Café Bertrand – Force Rock

Publié le 09/02/2012 par Maritta Calvez
Parce qu’il ne saurait vivre autrement, Walther Gallay monte Café Bertrand il y a 20 ans. Les Mains dans l’encre, 3e album sous le label Rock Revolution, marque une étape importante dans l’évolution du groupe. D’abord parce que tous les intervenants et les membres du nouveau line-up y ont travaillé dur et avec la même optique, ensemble, les mains dans l’encre… Mais aussi -parce qu’on n’échappe pas à son destin- c’est l’album attendu, « l’après tournée Deep Purple ». Argh, faut l’assumer quand même ! Si Café Bertrand tourne depuis toutes ces années, c’est que Walther déploie une énergie inouïe, j’allais dire sans précédent, n’exagérons rien, mais pas si fréquente chez les artistes, c’est certain. Il ne compte sur rien ni personne, que sur lui-même, à la seule force de son mental, sa force rock.
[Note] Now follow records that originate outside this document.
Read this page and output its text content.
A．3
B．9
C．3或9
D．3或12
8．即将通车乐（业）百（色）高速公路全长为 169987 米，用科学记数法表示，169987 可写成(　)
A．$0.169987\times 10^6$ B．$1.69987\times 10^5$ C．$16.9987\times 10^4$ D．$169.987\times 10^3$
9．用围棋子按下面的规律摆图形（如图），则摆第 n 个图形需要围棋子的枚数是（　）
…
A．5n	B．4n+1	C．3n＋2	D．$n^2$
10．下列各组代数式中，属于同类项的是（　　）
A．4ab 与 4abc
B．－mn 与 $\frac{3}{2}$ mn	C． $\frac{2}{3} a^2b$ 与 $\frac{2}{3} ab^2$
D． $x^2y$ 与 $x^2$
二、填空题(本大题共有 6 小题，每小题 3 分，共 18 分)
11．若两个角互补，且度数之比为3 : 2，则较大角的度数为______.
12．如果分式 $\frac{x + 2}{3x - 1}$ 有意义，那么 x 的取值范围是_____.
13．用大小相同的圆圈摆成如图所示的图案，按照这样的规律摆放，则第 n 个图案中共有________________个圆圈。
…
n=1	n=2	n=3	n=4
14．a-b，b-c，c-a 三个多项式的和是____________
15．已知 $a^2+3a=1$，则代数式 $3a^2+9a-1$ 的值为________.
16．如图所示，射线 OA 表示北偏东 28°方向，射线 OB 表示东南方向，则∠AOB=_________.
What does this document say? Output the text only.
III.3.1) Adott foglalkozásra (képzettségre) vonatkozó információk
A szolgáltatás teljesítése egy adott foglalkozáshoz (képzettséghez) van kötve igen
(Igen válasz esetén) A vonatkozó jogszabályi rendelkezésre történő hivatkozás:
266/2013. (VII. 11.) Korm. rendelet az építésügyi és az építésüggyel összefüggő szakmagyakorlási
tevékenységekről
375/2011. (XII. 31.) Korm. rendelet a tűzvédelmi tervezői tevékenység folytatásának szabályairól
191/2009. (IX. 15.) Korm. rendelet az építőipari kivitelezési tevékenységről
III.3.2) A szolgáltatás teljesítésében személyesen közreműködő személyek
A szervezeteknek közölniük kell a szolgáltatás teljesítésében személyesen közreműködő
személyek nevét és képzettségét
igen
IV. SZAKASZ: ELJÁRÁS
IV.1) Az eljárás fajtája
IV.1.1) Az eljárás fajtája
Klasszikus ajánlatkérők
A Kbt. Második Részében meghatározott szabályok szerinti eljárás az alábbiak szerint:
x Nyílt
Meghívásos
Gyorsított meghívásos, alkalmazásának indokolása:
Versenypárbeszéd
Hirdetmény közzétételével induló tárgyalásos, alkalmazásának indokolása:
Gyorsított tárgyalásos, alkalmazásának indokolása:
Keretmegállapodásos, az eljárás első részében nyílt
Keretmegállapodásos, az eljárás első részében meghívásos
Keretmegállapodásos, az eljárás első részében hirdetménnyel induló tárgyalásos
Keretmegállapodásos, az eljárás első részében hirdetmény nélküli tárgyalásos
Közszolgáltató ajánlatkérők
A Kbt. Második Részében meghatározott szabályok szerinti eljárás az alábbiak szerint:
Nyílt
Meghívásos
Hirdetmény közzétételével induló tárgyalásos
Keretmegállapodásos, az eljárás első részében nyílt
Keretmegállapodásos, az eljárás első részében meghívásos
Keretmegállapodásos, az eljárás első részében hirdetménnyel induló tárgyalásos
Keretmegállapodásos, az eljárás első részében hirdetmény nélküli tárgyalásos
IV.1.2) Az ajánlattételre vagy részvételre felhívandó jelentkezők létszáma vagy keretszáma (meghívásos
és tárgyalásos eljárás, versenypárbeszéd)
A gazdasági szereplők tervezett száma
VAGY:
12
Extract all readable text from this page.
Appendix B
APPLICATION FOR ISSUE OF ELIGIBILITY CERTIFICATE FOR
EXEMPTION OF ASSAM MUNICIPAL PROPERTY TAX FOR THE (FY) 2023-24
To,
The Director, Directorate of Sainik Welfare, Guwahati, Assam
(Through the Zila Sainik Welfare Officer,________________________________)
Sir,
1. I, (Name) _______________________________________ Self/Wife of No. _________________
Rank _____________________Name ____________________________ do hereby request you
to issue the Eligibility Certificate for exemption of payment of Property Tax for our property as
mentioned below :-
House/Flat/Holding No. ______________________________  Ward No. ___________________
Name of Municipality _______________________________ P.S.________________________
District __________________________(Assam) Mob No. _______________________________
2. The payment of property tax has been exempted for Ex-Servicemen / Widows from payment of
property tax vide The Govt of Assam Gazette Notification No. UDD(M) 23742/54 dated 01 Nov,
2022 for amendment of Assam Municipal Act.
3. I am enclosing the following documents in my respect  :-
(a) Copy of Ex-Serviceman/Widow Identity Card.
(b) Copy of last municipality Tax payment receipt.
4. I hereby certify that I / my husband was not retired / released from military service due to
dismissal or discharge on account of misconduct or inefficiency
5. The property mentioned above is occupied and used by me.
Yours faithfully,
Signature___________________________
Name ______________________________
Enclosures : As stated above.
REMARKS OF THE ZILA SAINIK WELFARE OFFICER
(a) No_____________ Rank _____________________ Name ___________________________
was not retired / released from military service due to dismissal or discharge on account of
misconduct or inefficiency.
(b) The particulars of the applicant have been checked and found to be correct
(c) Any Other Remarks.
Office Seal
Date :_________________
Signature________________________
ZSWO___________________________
 Que représente pour toi Les Mains dans l’encre dans le cheminement du groupe ?
Walther : Cet album a deux sens. C’est un retour au rock EN français qui se rapproche des Airs empruntés qu’on a fait en 2005. Je joue avec les frères Quintero depuis 2 ans maintenant qui sont des amis depuis plus de 20 ans. Cet album a été épuré, on a évité de mettre un milliard de guitares comme sur L’Art délicat du Rock & Roll où j’étais obligé de scander les textes et de les hurler. Là, tout a été conçu pour accompagner le texte. Il est simple, sans prétention, on fait du rock.
Et puis c’est un virage parce qu’on a gagné beaucoup de fans à tendance hard rock avec les tournées Deep Purple et AC/DC qu’il ne fallait pas décevoir. Ils ont pu écouter les nouveaux morceaux en live et apparemment, ils sont ravis. J’espère qu’on a réussi à prendre ce virage. L’attitude qu’a Café Bertrand aujourd’hui sur scène draine plus de gens qu’avant parce qu’on se sent totalement libres, on improvise. Il y a de l’autodérision dans le groupe, du professionnalisme et beaucoup d’amour, beaucoup d’amitié. C’est important.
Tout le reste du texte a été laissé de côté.